I
Pacorrito Migajas era un gran personaje. Alzaba del suelo poco más de
tres cuartas, y su edad apenas pasaba de los siete años. Tenía la piel
curtida del sol y del aire, y una carilla avejentada que más bien le
hacía parecer enano que niño. Sus ojos eran negros y vividores, con
grandes pestañas como alambres y resplandor de pillería.
Pero su boca daba miedo de puro fea, y sus orejas, al modo de
aventadores, antes parecían pegadas que nacidas. Vestía gallardamente
una camisa de todos colores, por lo sucia, y pantalón hecho de
remiendos, sostenido con un solo tirante. En invierno abrigábase con una
chaqueta que fue de su señor abuelo, la cual después de cortadas las
mangas por el codo, a Pacorrito le venía que ni pintada para gabán.
En el cuello le daba varias vueltas a manera de serpiente, un guiñapo
con aspiraciones a bufanda, y cubría la mollera con una gorrita que
afanó en el Rastro.
No usaba zapatos, por serle esta prenda de grandísimo estorbo, ni tampoco medias, porque le molestaba el punto.

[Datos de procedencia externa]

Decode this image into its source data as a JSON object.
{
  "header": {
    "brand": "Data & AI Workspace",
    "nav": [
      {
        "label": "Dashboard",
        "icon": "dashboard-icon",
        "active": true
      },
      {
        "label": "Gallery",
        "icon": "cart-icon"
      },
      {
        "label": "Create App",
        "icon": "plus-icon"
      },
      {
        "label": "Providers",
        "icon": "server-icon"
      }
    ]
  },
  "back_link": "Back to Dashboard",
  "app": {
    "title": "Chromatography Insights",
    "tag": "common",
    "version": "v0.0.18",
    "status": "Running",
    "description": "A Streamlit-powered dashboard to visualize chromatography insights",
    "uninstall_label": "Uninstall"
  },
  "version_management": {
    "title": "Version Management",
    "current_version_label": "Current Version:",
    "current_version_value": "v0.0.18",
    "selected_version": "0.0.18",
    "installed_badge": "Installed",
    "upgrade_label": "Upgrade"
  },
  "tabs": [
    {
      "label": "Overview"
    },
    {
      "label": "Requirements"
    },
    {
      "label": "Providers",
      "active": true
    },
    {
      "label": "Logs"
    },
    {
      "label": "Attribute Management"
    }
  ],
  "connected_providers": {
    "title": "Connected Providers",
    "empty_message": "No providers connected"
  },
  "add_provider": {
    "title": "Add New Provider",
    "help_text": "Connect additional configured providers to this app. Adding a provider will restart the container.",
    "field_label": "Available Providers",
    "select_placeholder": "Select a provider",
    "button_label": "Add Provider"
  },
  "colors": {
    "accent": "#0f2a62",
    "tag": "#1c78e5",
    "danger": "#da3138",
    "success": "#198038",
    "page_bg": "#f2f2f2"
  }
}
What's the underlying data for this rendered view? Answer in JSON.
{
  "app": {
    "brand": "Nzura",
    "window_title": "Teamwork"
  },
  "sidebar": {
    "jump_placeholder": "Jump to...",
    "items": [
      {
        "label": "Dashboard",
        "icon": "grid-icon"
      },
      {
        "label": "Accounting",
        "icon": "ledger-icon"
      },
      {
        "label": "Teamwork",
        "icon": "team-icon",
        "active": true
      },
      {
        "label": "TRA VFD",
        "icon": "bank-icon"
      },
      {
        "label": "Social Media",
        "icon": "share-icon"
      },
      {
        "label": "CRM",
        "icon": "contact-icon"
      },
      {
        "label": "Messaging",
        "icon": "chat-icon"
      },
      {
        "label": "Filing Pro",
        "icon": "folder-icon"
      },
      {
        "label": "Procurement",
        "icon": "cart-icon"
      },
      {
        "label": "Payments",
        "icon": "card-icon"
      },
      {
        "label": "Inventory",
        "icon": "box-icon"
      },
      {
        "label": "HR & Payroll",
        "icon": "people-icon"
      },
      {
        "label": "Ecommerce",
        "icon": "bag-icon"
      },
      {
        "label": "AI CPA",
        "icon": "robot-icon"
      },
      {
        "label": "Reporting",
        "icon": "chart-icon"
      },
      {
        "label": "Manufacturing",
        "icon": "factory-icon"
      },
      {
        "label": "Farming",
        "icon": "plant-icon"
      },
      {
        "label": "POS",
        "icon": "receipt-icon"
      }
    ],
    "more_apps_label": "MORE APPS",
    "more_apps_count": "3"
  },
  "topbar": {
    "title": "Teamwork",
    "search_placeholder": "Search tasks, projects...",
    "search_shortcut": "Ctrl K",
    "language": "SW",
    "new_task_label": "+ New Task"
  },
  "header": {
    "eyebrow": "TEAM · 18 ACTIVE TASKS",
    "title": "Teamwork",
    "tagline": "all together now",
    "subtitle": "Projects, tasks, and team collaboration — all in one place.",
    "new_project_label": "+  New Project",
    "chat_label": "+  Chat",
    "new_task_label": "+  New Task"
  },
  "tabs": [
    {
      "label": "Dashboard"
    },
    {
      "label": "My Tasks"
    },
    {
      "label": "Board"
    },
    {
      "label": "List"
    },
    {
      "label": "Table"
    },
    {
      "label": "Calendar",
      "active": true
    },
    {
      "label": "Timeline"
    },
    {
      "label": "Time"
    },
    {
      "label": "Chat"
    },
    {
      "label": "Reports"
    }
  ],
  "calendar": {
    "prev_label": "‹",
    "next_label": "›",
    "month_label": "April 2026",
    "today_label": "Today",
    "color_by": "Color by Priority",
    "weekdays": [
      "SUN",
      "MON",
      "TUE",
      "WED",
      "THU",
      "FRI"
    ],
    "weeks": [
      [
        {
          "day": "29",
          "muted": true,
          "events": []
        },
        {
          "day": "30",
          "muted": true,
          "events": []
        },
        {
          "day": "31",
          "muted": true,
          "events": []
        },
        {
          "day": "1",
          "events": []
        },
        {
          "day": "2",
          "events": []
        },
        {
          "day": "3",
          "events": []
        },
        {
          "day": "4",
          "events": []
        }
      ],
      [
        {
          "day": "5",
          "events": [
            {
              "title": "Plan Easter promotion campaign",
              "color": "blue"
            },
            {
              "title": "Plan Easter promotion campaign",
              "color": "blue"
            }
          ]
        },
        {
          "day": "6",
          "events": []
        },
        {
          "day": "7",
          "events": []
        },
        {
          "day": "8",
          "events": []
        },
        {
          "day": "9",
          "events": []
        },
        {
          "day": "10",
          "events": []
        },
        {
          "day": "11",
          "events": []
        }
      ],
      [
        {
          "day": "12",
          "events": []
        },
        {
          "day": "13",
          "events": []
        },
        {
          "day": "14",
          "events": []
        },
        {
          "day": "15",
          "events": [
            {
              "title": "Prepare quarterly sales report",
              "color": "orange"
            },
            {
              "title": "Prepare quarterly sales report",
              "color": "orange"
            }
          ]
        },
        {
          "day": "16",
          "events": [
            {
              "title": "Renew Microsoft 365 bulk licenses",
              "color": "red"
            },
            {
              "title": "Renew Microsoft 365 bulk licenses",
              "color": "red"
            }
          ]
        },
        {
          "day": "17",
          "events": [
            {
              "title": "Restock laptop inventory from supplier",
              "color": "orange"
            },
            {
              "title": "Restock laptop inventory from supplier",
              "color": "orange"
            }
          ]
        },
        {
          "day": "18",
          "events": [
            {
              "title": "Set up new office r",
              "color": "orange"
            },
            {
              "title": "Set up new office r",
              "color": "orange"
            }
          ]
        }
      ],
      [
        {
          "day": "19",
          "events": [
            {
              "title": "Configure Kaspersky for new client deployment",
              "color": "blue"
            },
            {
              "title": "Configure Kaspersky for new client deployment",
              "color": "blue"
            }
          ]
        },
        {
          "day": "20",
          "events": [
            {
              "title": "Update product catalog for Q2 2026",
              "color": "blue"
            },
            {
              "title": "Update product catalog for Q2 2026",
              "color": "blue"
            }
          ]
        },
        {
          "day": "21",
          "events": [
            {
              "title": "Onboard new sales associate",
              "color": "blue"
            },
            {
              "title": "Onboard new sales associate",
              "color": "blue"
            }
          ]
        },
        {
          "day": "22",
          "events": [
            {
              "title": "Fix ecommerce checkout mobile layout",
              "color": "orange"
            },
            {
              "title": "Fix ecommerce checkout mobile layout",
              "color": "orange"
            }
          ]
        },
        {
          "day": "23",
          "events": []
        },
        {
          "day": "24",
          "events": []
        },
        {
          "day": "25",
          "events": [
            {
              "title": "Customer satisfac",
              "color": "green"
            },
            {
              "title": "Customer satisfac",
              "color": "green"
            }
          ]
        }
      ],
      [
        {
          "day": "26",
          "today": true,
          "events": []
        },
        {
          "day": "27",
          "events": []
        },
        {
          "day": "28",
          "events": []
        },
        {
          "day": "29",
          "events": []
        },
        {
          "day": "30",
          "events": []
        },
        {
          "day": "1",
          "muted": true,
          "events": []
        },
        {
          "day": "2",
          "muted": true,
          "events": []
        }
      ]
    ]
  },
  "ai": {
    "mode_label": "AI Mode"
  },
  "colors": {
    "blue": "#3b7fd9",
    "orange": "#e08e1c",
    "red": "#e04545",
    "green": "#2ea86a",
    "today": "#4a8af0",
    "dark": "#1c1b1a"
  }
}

La familia de Pacorrito Migajas no podía ser más ilustre. Su padre,
acusado de intentar un escalo por la alcantarilla, fue a tomar aires a
Ceuta, donde murió. Su madre, una señora muy apersonada que por muchos
años tuvo puesto de castañas en la Cava de San Miguel, fue también
metida en líos de justicia, y después de muchos embrollos, y dimes y
diretes con jueces y escribanos, me la empaquetaron para el penal de
Alcalá. Aún quedaba a Pacorrito su hermana; pero ésta, abandonando su
plaza en la Fábrica de Tabacos, corrió a Sevilla en amoroso seguimiento
de un cabo de artillería, y ésta es la hora, en que no ha vuelto.
Estaba, pues, Migajas solo en el mundo, sin más familia que él mismo,
sin más amparo que el de Dios, ni otro guía que su propia voluntad.
II
¿Pero creerá el pío lector que Pacorrito se acobardó al verse solo? Ni por pienso.